It’s official. The Federal Reserve Board announced Monday, March 3, 2009, that the initial Term Asset-Backed Securities Loan Facility (TALF) subscription date is March 17, 2009, with a corresponding loan settlement date of March 25, 2009. In conjunction with this announcement, the Federal Reserve Board also published revised terms and conditions for participation in the TALF. Together, the revised terms and the short time frame promise a very busy week and a half for investors intending to participate in the TALF this month. Set forth below is a general overview of the TALF as it stands today. Please feel free to contact us for more specific information.  

What hasn’t changed? First, the criteria for eligible borrowers under the TALF has remained the same, including the restriction that a borrower may not pledge collateral that it or any of its affiliates originated or securitized. Investment fund borrowers may invest exclusively in TALF assets or a mixture of eligible assets. Second, the criteria for eligible collateral, as well as the criteria for the loans underlying such collateral, generally have remained the same. Criteria for (1) ABS backed by rental, commercial and government vehicle fleet leases, (2) ABS backed by small ticket equipment, heavy equipment, and agricultural loans and leases and (3) commercial mortgage-backed securities are being developed. And third, the TALF process from subscription to settlement has generally remained the same.  
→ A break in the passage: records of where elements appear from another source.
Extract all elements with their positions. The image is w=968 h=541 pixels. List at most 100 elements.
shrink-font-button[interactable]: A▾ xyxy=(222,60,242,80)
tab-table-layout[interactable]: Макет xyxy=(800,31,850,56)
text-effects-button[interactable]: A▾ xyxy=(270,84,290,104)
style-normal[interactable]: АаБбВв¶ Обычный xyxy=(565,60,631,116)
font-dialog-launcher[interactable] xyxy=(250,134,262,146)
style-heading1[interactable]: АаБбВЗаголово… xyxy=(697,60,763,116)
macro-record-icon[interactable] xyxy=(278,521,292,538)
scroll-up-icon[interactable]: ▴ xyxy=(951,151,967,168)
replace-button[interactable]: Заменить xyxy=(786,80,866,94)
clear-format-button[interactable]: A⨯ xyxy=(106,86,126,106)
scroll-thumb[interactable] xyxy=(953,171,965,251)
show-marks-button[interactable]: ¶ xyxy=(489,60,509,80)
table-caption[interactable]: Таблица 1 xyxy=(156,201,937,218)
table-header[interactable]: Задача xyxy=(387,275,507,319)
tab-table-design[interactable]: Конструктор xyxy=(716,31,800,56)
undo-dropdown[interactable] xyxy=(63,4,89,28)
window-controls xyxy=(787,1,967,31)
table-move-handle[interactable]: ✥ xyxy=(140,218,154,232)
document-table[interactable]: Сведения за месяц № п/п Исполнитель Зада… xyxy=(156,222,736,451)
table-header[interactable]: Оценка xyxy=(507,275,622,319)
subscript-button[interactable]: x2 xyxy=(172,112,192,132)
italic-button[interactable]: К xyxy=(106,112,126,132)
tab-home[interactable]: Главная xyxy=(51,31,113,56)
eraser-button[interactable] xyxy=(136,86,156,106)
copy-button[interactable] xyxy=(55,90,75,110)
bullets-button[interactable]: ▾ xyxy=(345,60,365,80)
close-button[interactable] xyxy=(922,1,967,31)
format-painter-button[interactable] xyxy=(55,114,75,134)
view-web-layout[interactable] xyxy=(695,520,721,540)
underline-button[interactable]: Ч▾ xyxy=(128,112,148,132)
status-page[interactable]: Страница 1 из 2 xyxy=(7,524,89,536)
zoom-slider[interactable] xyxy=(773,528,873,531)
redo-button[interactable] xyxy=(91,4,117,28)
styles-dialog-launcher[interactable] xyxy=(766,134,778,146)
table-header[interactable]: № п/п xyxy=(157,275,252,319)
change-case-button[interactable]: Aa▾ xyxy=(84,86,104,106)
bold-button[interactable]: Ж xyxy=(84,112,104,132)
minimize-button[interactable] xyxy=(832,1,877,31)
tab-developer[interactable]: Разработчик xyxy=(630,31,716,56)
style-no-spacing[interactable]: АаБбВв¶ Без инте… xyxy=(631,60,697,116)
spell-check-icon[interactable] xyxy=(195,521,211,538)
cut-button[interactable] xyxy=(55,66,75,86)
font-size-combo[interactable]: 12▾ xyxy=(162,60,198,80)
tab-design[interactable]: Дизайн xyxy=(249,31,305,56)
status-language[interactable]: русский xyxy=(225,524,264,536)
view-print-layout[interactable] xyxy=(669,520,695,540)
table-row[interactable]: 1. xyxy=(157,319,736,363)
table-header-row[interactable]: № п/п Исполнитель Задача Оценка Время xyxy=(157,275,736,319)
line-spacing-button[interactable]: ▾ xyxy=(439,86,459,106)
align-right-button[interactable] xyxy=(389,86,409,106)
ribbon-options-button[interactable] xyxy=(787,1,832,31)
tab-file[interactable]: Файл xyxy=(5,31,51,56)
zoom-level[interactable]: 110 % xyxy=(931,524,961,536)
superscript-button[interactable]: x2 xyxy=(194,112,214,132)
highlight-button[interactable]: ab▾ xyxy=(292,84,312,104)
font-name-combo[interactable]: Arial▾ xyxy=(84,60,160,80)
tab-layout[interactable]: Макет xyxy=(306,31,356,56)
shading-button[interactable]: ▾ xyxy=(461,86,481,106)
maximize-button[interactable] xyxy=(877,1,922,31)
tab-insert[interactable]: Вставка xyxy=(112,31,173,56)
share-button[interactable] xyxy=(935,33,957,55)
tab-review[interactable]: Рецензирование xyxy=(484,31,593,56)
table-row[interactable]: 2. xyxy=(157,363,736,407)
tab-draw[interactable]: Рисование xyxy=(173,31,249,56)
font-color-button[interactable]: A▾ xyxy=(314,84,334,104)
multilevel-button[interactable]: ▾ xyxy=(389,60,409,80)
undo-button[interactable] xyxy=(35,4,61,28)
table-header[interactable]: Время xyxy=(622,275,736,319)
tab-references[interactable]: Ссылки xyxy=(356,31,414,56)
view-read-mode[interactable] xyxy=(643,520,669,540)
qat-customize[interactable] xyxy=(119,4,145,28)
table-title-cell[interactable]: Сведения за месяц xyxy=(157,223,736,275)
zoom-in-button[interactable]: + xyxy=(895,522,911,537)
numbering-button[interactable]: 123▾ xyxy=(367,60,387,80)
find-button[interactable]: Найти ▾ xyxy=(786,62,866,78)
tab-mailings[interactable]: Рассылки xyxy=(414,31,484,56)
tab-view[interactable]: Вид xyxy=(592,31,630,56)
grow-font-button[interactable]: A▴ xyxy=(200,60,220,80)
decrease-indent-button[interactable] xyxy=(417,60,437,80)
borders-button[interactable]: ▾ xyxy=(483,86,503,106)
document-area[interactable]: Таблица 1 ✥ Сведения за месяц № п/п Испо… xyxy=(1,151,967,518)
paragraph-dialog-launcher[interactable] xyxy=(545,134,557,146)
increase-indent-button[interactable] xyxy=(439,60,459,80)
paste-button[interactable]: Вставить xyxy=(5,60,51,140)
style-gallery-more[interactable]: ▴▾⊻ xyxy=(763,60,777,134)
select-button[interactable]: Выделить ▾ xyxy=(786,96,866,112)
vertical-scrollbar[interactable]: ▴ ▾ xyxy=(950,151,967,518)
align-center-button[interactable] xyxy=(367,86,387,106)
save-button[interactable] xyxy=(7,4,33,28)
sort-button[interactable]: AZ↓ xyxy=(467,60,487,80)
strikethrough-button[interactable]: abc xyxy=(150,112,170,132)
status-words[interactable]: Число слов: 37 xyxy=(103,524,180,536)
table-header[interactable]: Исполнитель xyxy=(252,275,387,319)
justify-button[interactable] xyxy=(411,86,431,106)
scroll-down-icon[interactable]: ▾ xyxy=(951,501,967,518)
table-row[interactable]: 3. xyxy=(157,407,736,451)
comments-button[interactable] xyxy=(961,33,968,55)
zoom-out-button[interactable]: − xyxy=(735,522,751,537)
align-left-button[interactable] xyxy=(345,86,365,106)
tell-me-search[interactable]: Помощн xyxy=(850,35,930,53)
The changes? Items of interest to potential investors may include:

  • borrowers may request an unlimited number of loans each month
  • borrowers may request loans through multiple primary dealers
  • pledged asset values equal the lesser of the corresponding par or market value  
  • loan amounts may equal up to 110 percent of par value for pledged assets with market values above par and, if so, the borrower is required to make periodic prepayments  
  • haircuts are now based on average life  
  • reduced initial haircuts for TALF loans benefiting from government guarantees  
  • reduced interest rate spreads on TALF loans benefiting from government guarantees  
  • the SEC has granted a limited exemption from the prohibition on arranging certain credit under Section 11(d) (1) of the Securities Exchange Act of 1934
  • prohibitions on hedging do not apply to hedges on a borrower’s broader portfolio, which may include securities purchased with TALF loans  

Items of interest to securitization sponsors may include:  

  • executive compensation requirements do not apply to any TALF participants, including sponsors
  • preliminary (red) prospectus/offering documents may be submitted on subscription dates
  • final (black) prospectus/offering documents must be provided no less than four days prior to settlement dates  
  • clarification that haircuts are based on an ABS’s average life, which is the expected principal repayment date for credit card and auto dealer floor plan ABS; and, for ABS backed by auto retail loans and leases, student loans and SBA loans, average life is defined as the weighted average life to maturity based on certain prepayment assumptions and market conventions  
  • ABS average life data must be published in offering documents  
  • auto loan and auto lease ABS are considered prime if the weighted average FICO score is 680 or greater
  • credit card ABS are considered prime if at least 70 percent of the receivables have a FICO score greater than 660  
  • variable funding note amounts are calculated based on commitment termination dates and maximum contractual principal balances  

Finally, promulgated forms of transaction documents for the TALF are available at http://www.newyorkfed. org/markets/talf_docs.html, including:

  • TALF Master Loan and Security Agreement (revised), to be signed by the Primary Dealers
  • Customer Agreement, between Primary Dealers and Borrowers  
  • Form of Certification as to TALF Eligibility, to be signed by Sponsors and Issuers and included in the prospectus/offering documents  
  • Form of Indemnity Undertaking, to be signed by sponsors and issuers  
  • Form of TALF Auditor Attestation  

Now that the first subscription date has been set, interested sponsors and investors should carefully review with legal counsel the revised terms and conditions as well as the forms of agreement to determine the implications of participating in the TALF. Review topics should include, among other issues, (1) limitations on the non-recourse nature of the loans, (2) required representations and warranties and (3) other risks associated with working with the government under the TALF.